Let’s face it; it takes a particularly talented person to keep people engaged during a conference call.
West recently released a study that looked at conferencing statistics after surveying 500 professionals about their experiences. This study picked up a lot of traction among the business community.
Most calls are so dreadfully boring, in fact, that 27 percent of those surveyed admitted to falling asleep during one. Sleeping on a professional conference call is pretty bad, but that’s not the end of the story. Turns out people do all kinds of things on conference calls that you wouldn’t expect.
• Doing Other Work: No one was surprised by this one. One of the big advantages of a conference call is the opportunity to multitask. Almost two-thirds of people said they do other work while on a conference call. While we applaud the multitaskers and overachievers, it can also be dangerous to become so distracted with other work that the conference call becomes ineffective.
• Sending Emails: This isn’t a big surprise and may sometimes even be necessary. More than three out of five people admitted to sending an email during a conference call. This isn’t always a bad thing, especially if it is related to the call. But, keep in mind that if you can’t type and pay attention at the same time, you might want to put a hold on the emails.
• Eating or Making Food: The survey found that 55 percent of people eat or prepare food while on a conference call. They must not be contributing much if their mouths are full. On one hand, I get it; I keep snacks at my desk and am known to gobble them up at any given time. But, on a call? I’m envisioning a scenario in which I am on a conference call with a lot of people. I’m feeling peckish, so I grab a handful of salty peanuts. Then, I’m asked a question by my boss. Now everyone has to wait while I properly masticate and swallow my food. It’s either that or I spit them out. Either way, it doesn’t look (or sound) good.
• Going to the Restroom: Gross. The last thing we want to do is picture another person going to the restroom while we are talking to him on the phone. Nearly half of people admitted to doing just that while on a conference call. I will tread lightly on my commentary here. If you are doing this, please stop. Just don’t. It’s a dangerous path to go down that could end in professional humiliation.
• Texting: So this one is pretty predictable. When are people nowadays not texting? I’ll admit that it’s become so normal to see someone shoot off a quick text that I wouldn’t even notice it in a meeting if you were quick about it. But that doesn’t mean it’s acceptable. Even in the modern world, some manners will take you a long way. A simple rule of thumb: If you wouldn’t do it in a face-to-face meeting, you probably shouldn’t do it in a conference call. But, flexibility is part of the allure of a conference call.
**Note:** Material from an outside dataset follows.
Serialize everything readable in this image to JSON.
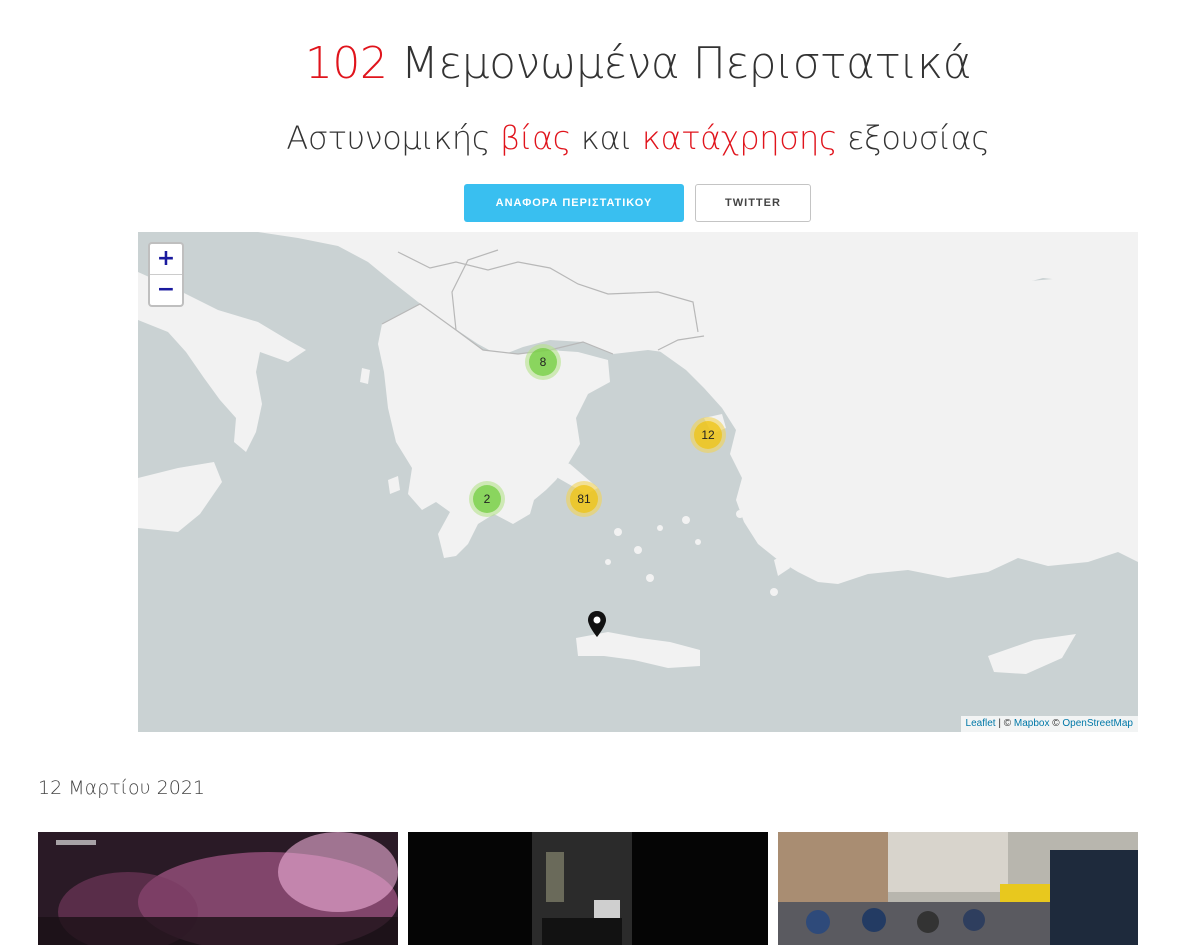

• Check Social Media: It should come as no surprise that more than four in ten people surveyed admitted to using social media during a mobile conference call. Social media has permeated our society. You’re likely to have found this very blog post on social media. That being said, it can be very distracting while trying to pay attention to something important. Another thing to consider is the fact that social media has become so intertwined with the business community. So, it may not be a bad thing to use social media in a business setting. But, like most things, there is a time and a place to Tweet or post a status. A conference call is rarely one of them.
• Playing Video Games: There is just something strange and almost offensive about a client or coworker playing Call of Duty while we’re trying to discuss quarterly budgets and marketing strategies. But alas, a quarter of our respondents admitted that they have played video games during a conference call. I don’t think I could pull this off. It’s not that I don’t play video games. Rather that when I do, I tend to yell at the TV screen like the characters in the game can hear me and will be motivated to perform at a higher level. Something tells me that someone shouting, “You gotta catch the ball when it hits your hands!” would be pretty confusing on a conference call.
• Online Shopping During a Conference Call: More than one in five of those surveyed admitted that they shop online during a conference call. This isn’t so surprising. Most people browse the web while working. But, again, when you’re on the clock and on a call, you should probably be giving 100 percent of your attention to the conference call.
• Exercise While on a Conference Call: So, almost one in ten people admit to getting a sweat on while on a conference call. Personally, there is no way I could work out while also on a conference call. My wheezing and stressed vocals would give me away instantly. It’s possible that people may be just walking on a treadmill or squeezing a hand grip. But, those are some liberal definitions of “exercise.”
• Take Another Phone Call: With just six percent of respondents admitting to taking another call while on a work conference call, this has likely never happened to you. But, as anyone who has ever tried to call customer service about your phone bill will attest, being on hold is one of the more maddening things in the world.
So how can we keep people’s attention on a conference call?
It would be easy to be discouraged by these numbers. People, it seems, are doing anything they can to not pay attention to you on a conference calls.
One problem with conference calls is that they are a completely audio experience. Several studies have found that about 65 percent of people are visual learners, so it is no wonder that people tend to ‘wander off.’